“And the Word became flesh, and dwelt among us, and we saw His glory, glory as of the only begotten from the Father, full of grace and truth.”
December is one of the most cherished times in the Christian calendar. Advent prepares us for Christmas when we celebrate the birth of Jesus 2,000 years ago. This time of year is a celebration of the profound mystery and infinite goodness of God, the fulfillment of a promise made centuries earlier when sin entered the world and created a rift between God and creation.
But how God chooses to mend this rift is not through violence, but through birth; not through indomitable strength and power, but through a baby, born in a manger.
The Word became flesh and dwelt among us…
– John 1:14
Theologians call this miracle the Doctrine of Incarnation, and this doctrine sits at the core of our Christian faith. The Divine is not just some unseen presence pulling the strings of humanity, absent to the carnal and lowly needs of humans. The Doctrine of Incarnation says that the second person in the Trinity, Jesus Christ, the Son of God, was born to the Virgin Mary and dwelt among us as a son, brother, and friend. Jesus isn’t a “lesser part” of the Trinity because he bore flesh, he is exalted, now seated at the right hand of God. After his bodily crucifixion he experienced a bodily resurrection, appearing numerous times in physical form and inviting his disciples to reach out and touch the scars in his hands.
So what could this mean for us as we consider our own bodies? Could they really be considered something set apart, blessed, sacred?
In his book Prayer of Heart and Body, Father Thomas Ryan writes,
Where we are and what we are is now the intimate habitat of God. If ever we approached life in this world as a second-rate adventure in the service of another world, the Incarnation demands that we revise that assessment in favor of recognizing the inherent value of our embodied earthly life.
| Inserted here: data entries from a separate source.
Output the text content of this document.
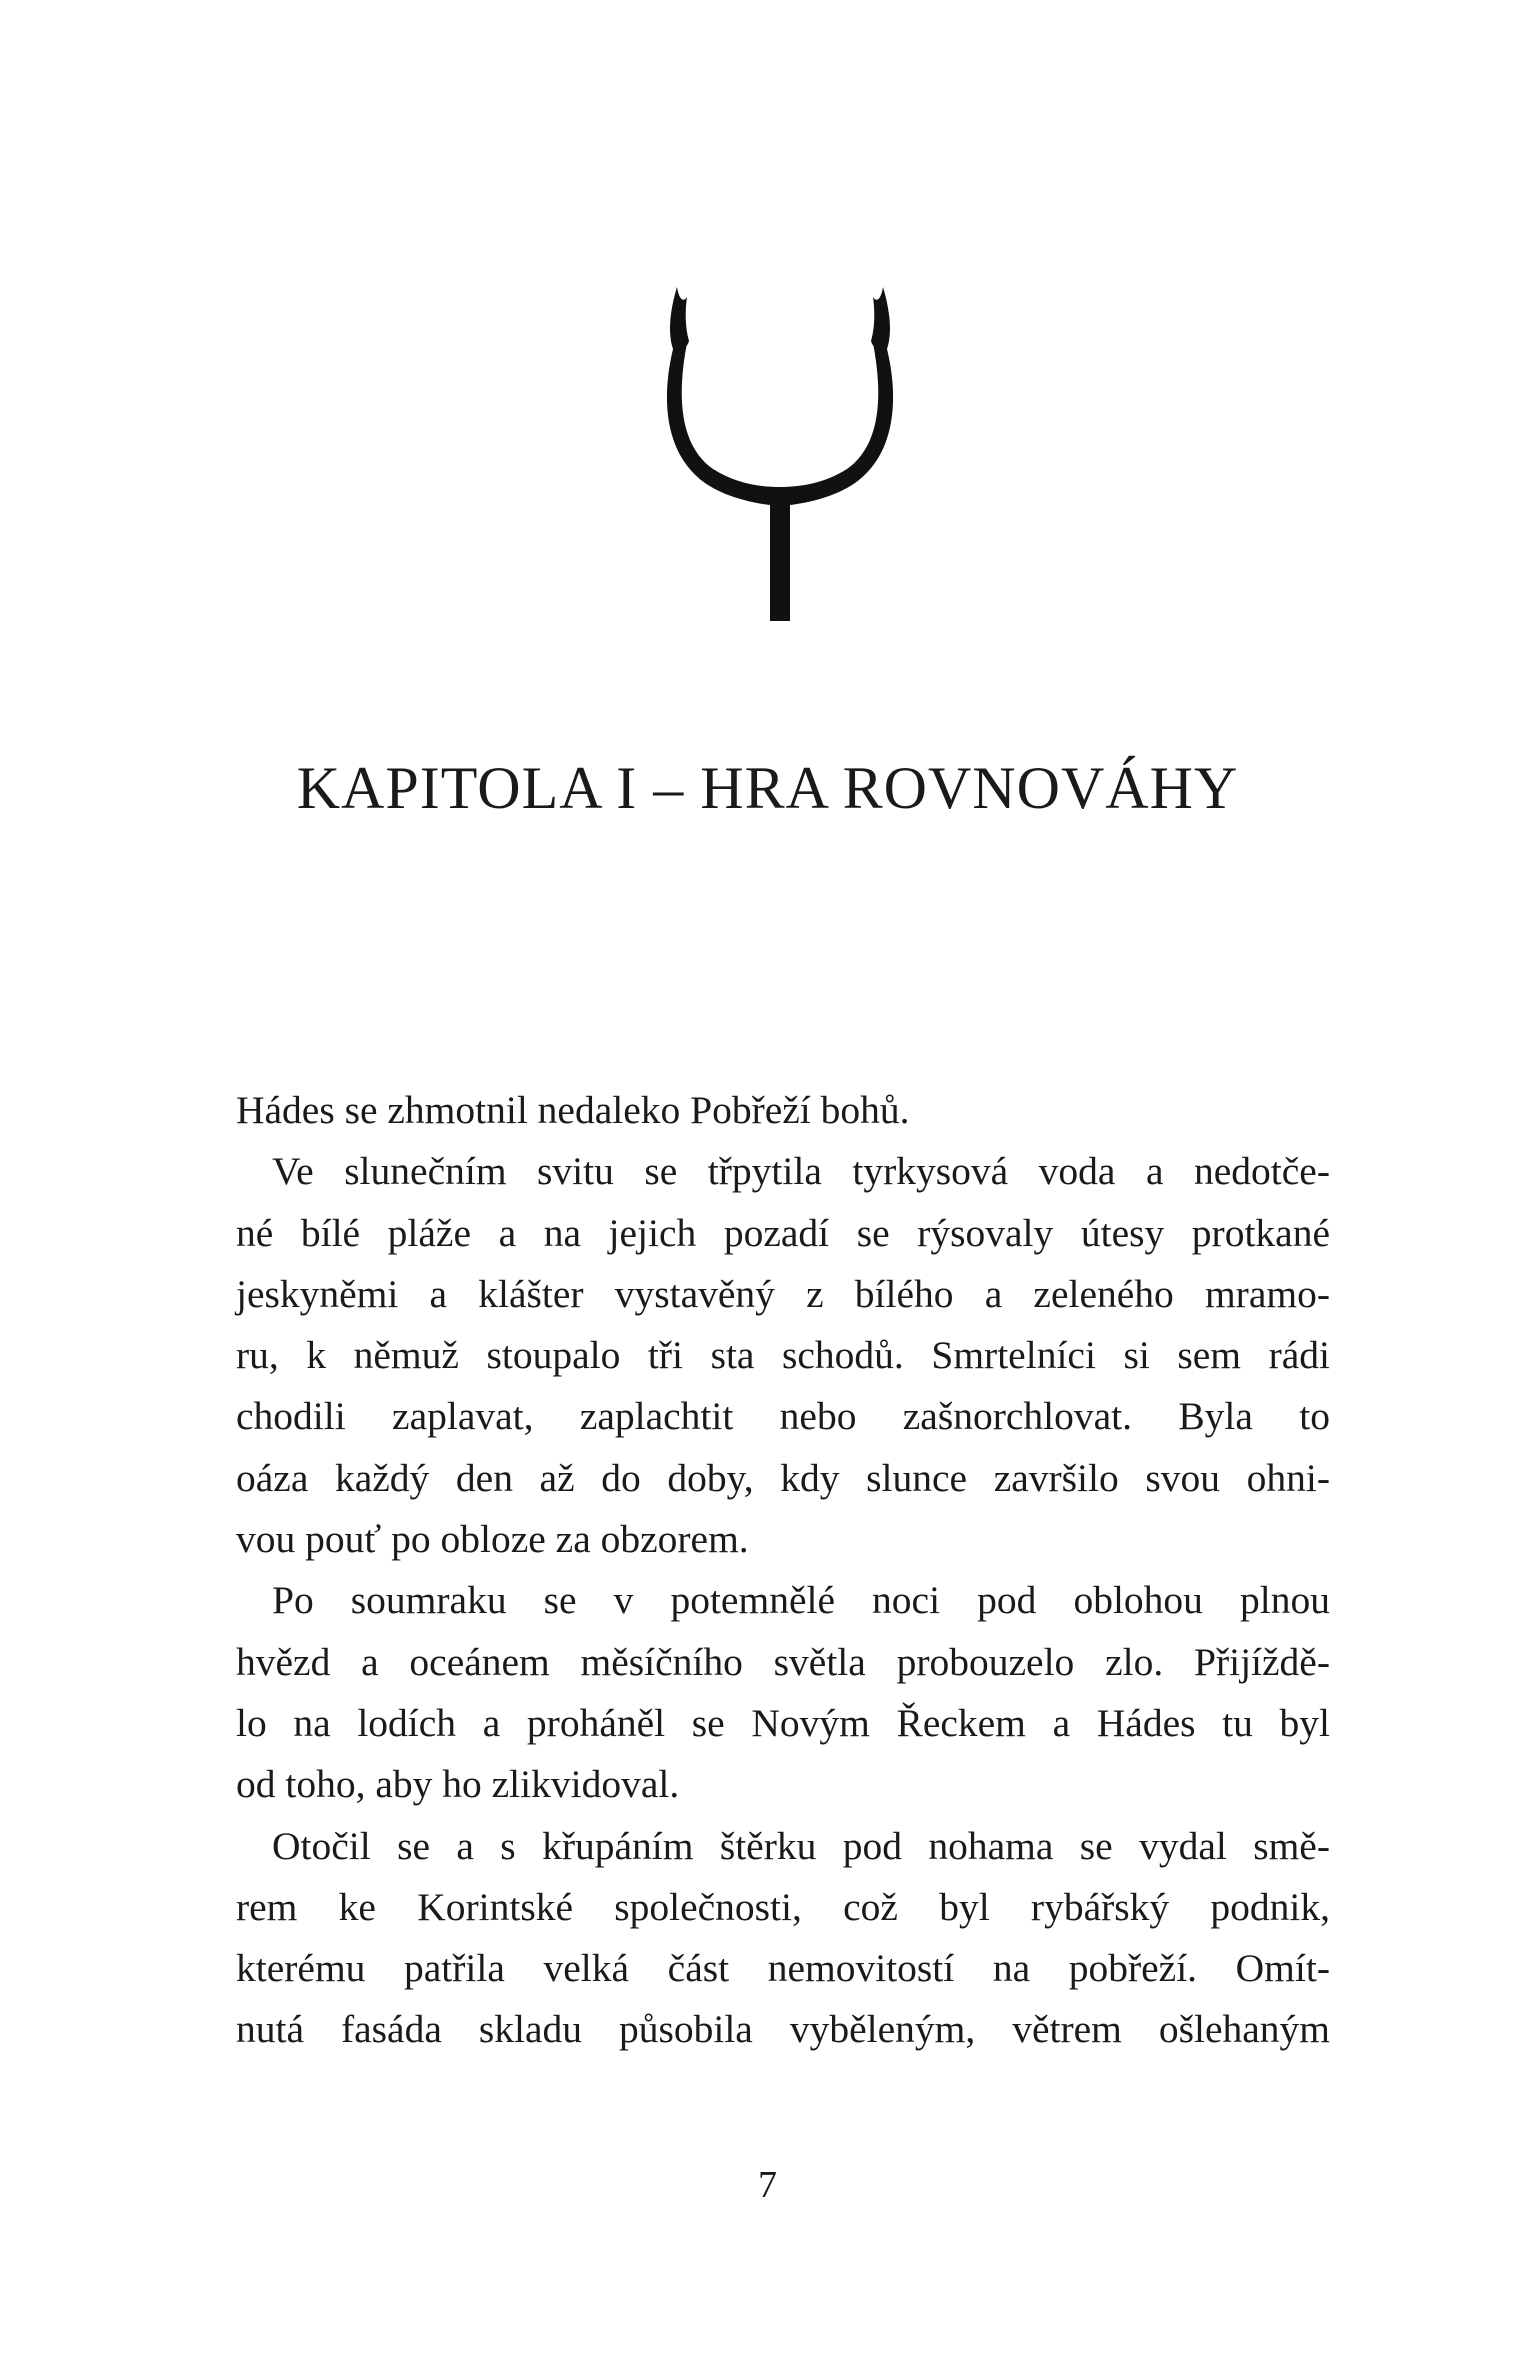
KAPITOLA I – HRA ROVNOVÁHY
Hádes se zhmotnil nedaleko Pobřeží bohů.
Ve slunečním svitu se třpytila tyrkysová voda a nedotče-
né bílé pláže a na jejich pozadí se rýsovaly útesy protkané
jeskyněmi a klášter vystavěný z bílého a zeleného mramo-
ru, k němuž stoupalo tři sta schodů. Smrtelníci si sem rádi
chodili zaplavat, zaplachtit nebo zašnorchlovat. Byla to
oáza každý den až do doby, kdy slunce završilo svou ohni-
vou pouť po obloze za obzorem.
Po soumraku se v potemnělé noci pod oblohou plnou
hvězd a oceánem měsíčního světla probouzelo zlo. Přijíždě-
lo na lodích a proháněl se Novým Řeckem a Hádes tu byl
od toho, aby ho zlikvidoval.
Otočil se a s křupáním štěrku pod nohama se vydal smě-
rem ke Korintské společnosti, což byl rybářský podnik,
kterému patřila velká část nemovitostí na pobřeží. Omít-
nutá fasáda skladu působila vyběleným, větrem ošlehaným
7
It is not so much that the Word entered the world; it is rather that the Word became flesh. In the Incarnation, Jesus in his flesh took the world as part of himself… Since God is identified with and discovered within this bodiliness, this fleshiness, this materiality, this sensuality, we have no right to dismiss the world as some second-rate practice field for the real life in heaven. The Incarnation states that there is no practice and nothing is second-rate. Life in this world is the life of God.
For many of us, this idea of our bodies as a sacred space can trigger an array of feelings. Our bodies are not only a place we feel pleasure but also pain. As famed trauma expert Bessel van der Kolk would say, “our bodies keep the score.” Trauma, abuse, and neglect have left their mark on each one of us and our bodies not only bear the scars but also carry the blame. Our preferred way of coping with this kind of stress is to disassociate ourselves from our bodies – to ignore it, condemn it, obsessively control it, or dismiss it.
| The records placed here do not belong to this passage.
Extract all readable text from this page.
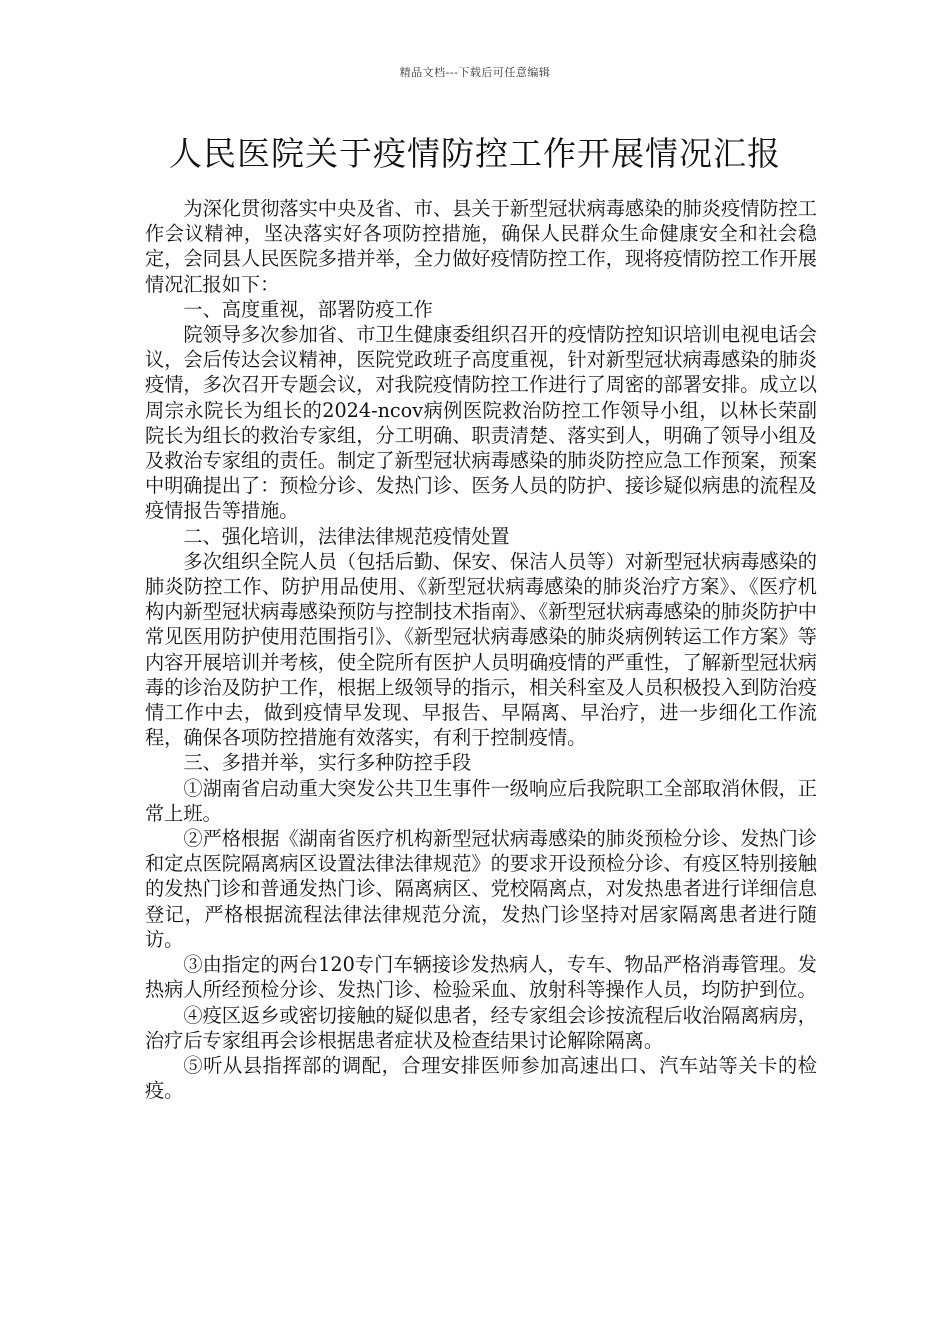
精品文档---下载后可任意编辑
人民医院关于疫情防控工作开展情况汇报

为深化贯彻落实中央及省、市、县关于新型冠状病毒感染的肺炎疫情防控工作会议精神，坚决落实好各项防控措施，确保人民群众生命健康安全和社会稳定，会同县人民医院多措并举，全力做好疫情防控工作，现将疫情防控工作开展情况汇报如下：

一、高度重视，部署防疫工作

院领导多次参加省、市卫生健康委组织召开的疫情防控知识培训电视电话会议，会后传达会议精神，医院党政班子高度重视，针对新型冠状病毒感染的肺炎疫情，多次召开专题会议，对我院疫情防控工作进行了周密的部署安排。成立以周宗永院长为组长的2024-ncov病例医院救治防控工作领导小组，以林长荣副院长为组长的救治专家组，分工明确、职责清楚、落实到人，明确了领导小组及及救治专家组的责任。制定了新型冠状病毒感染的肺炎防控应急工作预案，预案中明确提出了：预检分诊、发热门诊、医务人员的防护、接诊疑似病患的流程及疫情报告等措施。

二、强化培训，法律法律规范疫情处置

多次组织全院人员（包括后勤、保安、保洁人员等）对新型冠状病毒感染的肺炎防控工作、防护用品使用、《新型冠状病毒感染的肺炎治疗方案》、《医疗机构内新型冠状病毒感染预防与控制技术指南》、《新型冠状病毒感染的肺炎防护中常见医用防护使用范围指引》、《新型冠状病毒感染的肺炎病例转运工作方案》等内容开展培训并考核，使全院所有医护人员明确疫情的严重性，了解新型冠状病毒的诊治及防护工作，根据上级领导的指示，相关科室及人员积极投入到防治疫情工作中去，做到疫情早发现、早报告、早隔离、早治疗，进一步细化工作流程，确保各项防控措施有效落实，有利于控制疫情。

三、多措并举，实行多种防控手段

①湖南省启动重大突发公共卫生事件一级响应后我院职工全部取消休假，正常上班。

②严格根据《湖南省医疗机构新型冠状病毒感染的肺炎预检分诊、发热门诊和定点医院隔离病区设置法律法律规范》的要求开设预检分诊、有疫区特别接触的发热门诊和普通发热门诊、隔离病区、党校隔离点，对发热患者进行详细信息登记，严格根据流程法律法律规范分流，发热门诊坚持对居家隔离患者进行随访。

③由指定的两台120专门车辆接诊发热病人，专车、物品严格消毒管理。发热病人所经预检分诊、发热门诊、检验采血、放射科等操作人员，均防护到位。

④疫区返乡或密切接触的疑似患者，经专家组会诊按流程后收治隔离病房，治疗后专家组再会诊根据患者症状及检查结果讨论解除隔离。

⑤听从县指挥部的调配，合理安排医师参加高速出口、汽车站等关卡的检疫。
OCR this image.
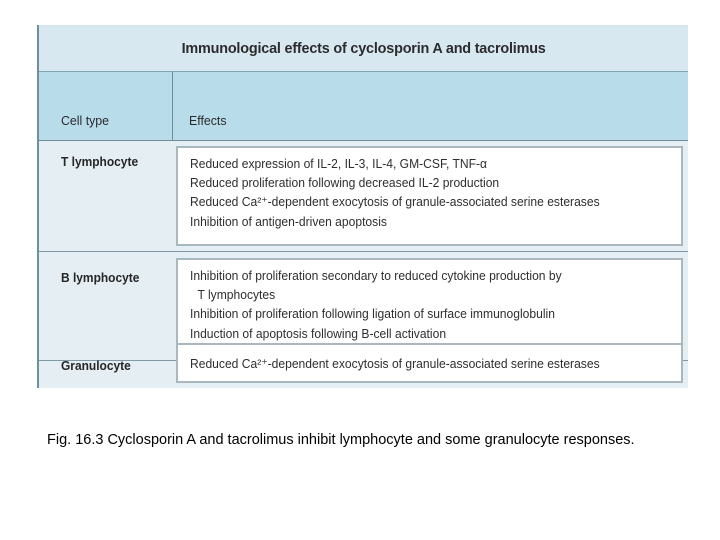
Immunological effects of cyclosporin A and tacrolimus
Cell type	Effects
T lymphocyte	Reduced expression of IL-2, IL-3, IL-4, GM-CSF, TNF-α
Reduced proliferation following decreased IL-2 production
Reduced Ca²⁺-dependent exocytosis of granule-associated serine esterases
Inhibition of antigen-driven apoptosis
B lymphocyte	Inhibition of proliferation secondary to reduced cytokine production by
T lymphocytes
Inhibition of proliferation following ligation of surface immunoglobulin
Induction of apoptosis following B-cell activation
Granulocyte	Reduced Ca²⁺-dependent exocytosis of granule-associated serine esterases
Fig. 16.3 Cyclosporin A and tacrolimus inhibit lymphocyte and some granulocyte responses.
Surely this body is not holy ground? Surely there’s nothing sacred about it?
And yet, this human body is what Jesus chose to inhabit for 33 years. Clothed in flesh and bone, Jesus laughed, wept, journeyed, worshipped, celebrated, and mourned. Clothed in flesh and bone he fixed his heart on God and brought glory to the Father by his embodied obedience.
Father Ryan goes on to write,
We have not been burdened with this world and this flesh in order that we might weasel our way out. Rather, we have been gifted with this world and these bodies because this is where God dwells…It is in these bodies that we work out our salvation. This corporeal nature is the place that God chose to call ‘home.’
Unlike the way of the world, we do not worship our bodies nor do we denigrate them and cast them aside. The way of God is the narrow way, the beloved appreciation of these vessels that God has given us to know and be known by Him here and now.
So how then can we see our bodies through the eyes of God?
How can we be stirred to steward our bodies well?
And how can we live knowing that intimacy with God is not something to be discovered out there but cultivated right here?
As we celebrate the profound mystery of “the Word becoming flesh and dwelling among us,” may we consider afresh these bodies we have been given for in them we are able to draw near to God, be healed by Love, be quieted by Peace, be enlivened by Joy, and be nurtured by Faithfulness.